“Ostracizing people for expressing their opinions creates isolation — the opposite of inclusion.”

“Ahh, the great outdoors.” Possibly the best line re-iterated by toons within all of the World of Warcraft zones.

Ahh, the great youth. That’s how I felt about this post. Refreshing and vibrant. It can never be repeated too often.

As a senior having been tucked away in the staid, sterile dystopia of the Orwellian corporate world I find it is refreshing to walk into an article of youth.

I remember in my younger days of first entering the corporate world. Somewhere in the 1980s Tom Peters of Fedex wrote a management book that promoted empowering employees! And the empowerment movement was popularized! During the 1990s it seems every CEO had a management book that was a must read and most of those laying waste to the archaic practices of corporate America that oppressed the creativity of employees and the value that creativity represented. This movement lasted well into the mid 2000’s. Companies started adding gymnasiums to campus. Employee stock option programs became the norm. JIT (just in time) and TQA (total quality assurance) practices were put into place where anyone could stop the line or implement a suggestion. Ahhh, the great empowerment movement where management was discouraged form “ ostracising people for expressing their opinions [that] creates isolation — the opposite of inclusion.”

And how did that work out? Corporate America today is replete with campus corpses of long neglected gyms and unopened employee manuals of “open door” policies that have been long since forgotten.

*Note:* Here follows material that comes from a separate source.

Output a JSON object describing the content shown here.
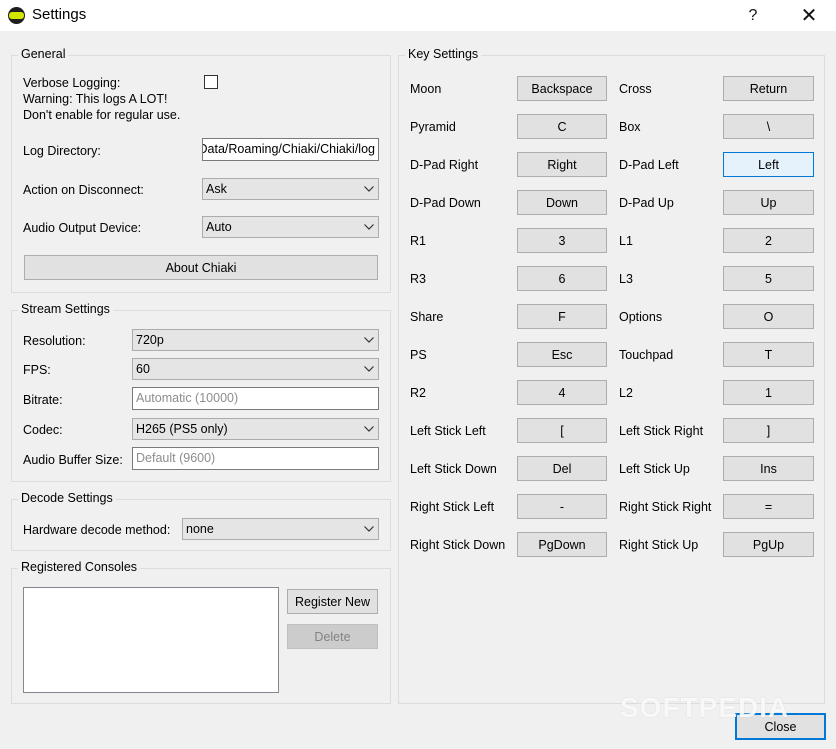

For starters, when the empowerment movement started employees were just to jaded to take the plunge. I remember when I first thought to use the new “open door” policy to complain about my manager to another manager I first sought advice from an older employee. They laughed in my face. I was told that management was always looking for ways to smoke out the troublemakers and the discontent so as to nip them in the bud. To whit I was advised that to believe the “open door” policy was sincere was a sucker’s bet and employees who did this would eventually be fired.

The Google employee memo had been floating around internally for a month. However, when it went viral in public something had to be done.

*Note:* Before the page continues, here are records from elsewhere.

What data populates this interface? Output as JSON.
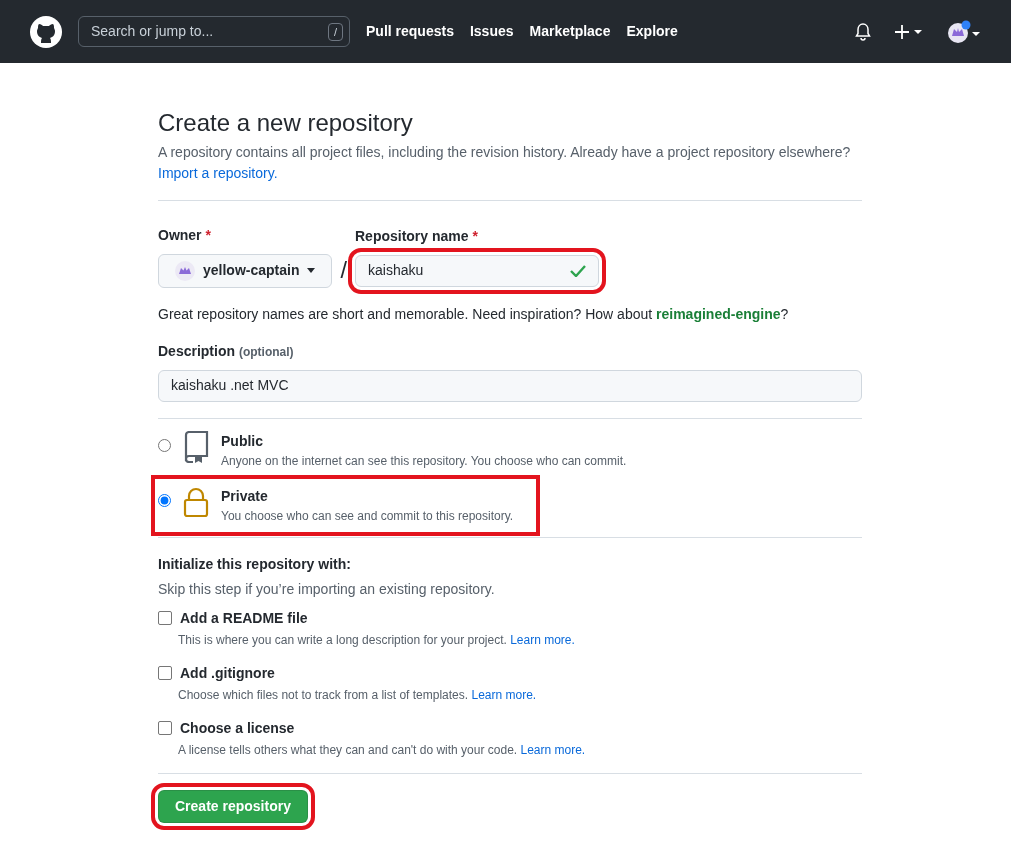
{
  "navbar": {
    "search": {
      "placeholder": "Search or jump to...",
      "shortcut": "/"
    },
    "links": [
      "Pull requests",
      "Issues",
      "Marketplace",
      "Explore"
    ],
    "notification_dot": true
  },
  "heading": "Create a new repository",
  "intro": {
    "text": "A repository contains all project files, including the revision history. Already have a project repository elsewhere?",
    "link": "Import a repository."
  },
  "owner": {
    "label": "Owner",
    "required_mark": "*",
    "value": "yellow-captain"
  },
  "separator": "/",
  "repo_name": {
    "label": "Repository name",
    "required_mark": "*",
    "value": "kaishaku",
    "valid": true,
    "highlighted": true
  },
  "name_hint": {
    "text": "Great repository names are short and memorable. Need inspiration? How about",
    "link": "reimagined-engine",
    "end": "?"
  },
  "description": {
    "label": "Description",
    "note": "(optional)",
    "value": "kaishaku .net MVC"
  },
  "visibility": [
    {
      "kind": "public",
      "title": "Public",
      "text": "Anyone on the internet can see this repository. You choose who can commit.",
      "selected": false
    },
    {
      "kind": "private",
      "title": "Private",
      "text": "You choose who can see and commit to this repository.",
      "selected": true,
      "highlighted": true
    }
  ],
  "init": {
    "title": "Initialize this repository with:",
    "hint": "Skip this step if you’re importing an existing repository.",
    "options": [
      {
        "label": "Add a README file",
        "text": "This is where you can write a long description for your project.",
        "link": "Learn more.",
        "checked": false
      },
      {
        "label": "Add .gitignore",
        "text": "Choose which files not to track from a list of templates.",
        "link": "Learn more.",
        "checked": false
      },
      {
        "label": "Choose a license",
        "text": "A license tells others what they can and can't do with your code.",
        "link": "Learn more.",
        "checked": false
      }
    ]
  },
  "create_button": {
    "label": "Create repository",
    "highlighted": true
  }
}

Anybody who doesn’t understand the risk at age 40 for speaking out in corporate America, for being that nail sticking up, deserves to be fired for the sheer stupidity of believing that.

Corporate America has always been and always will be a great force of tyranny and oppression of its employees on the clock. The twenty years of empowerment history should have long ago laid waste to any youthful impression otherwise.

I’m not talking start-up here. I’m talking a corporate America behemoth like Google. If you stick up then you will get knocked down. There has never been a company where that wasn’t true.

It was either arrogance, stupidity or a combination of both that motivated the Google employee to float that memo with any expectation of anything but to get fired. And Google’s reaction to the memo going public was a predictable as gravity because at the end of the day corporate America cannot tolerate public embarrassment.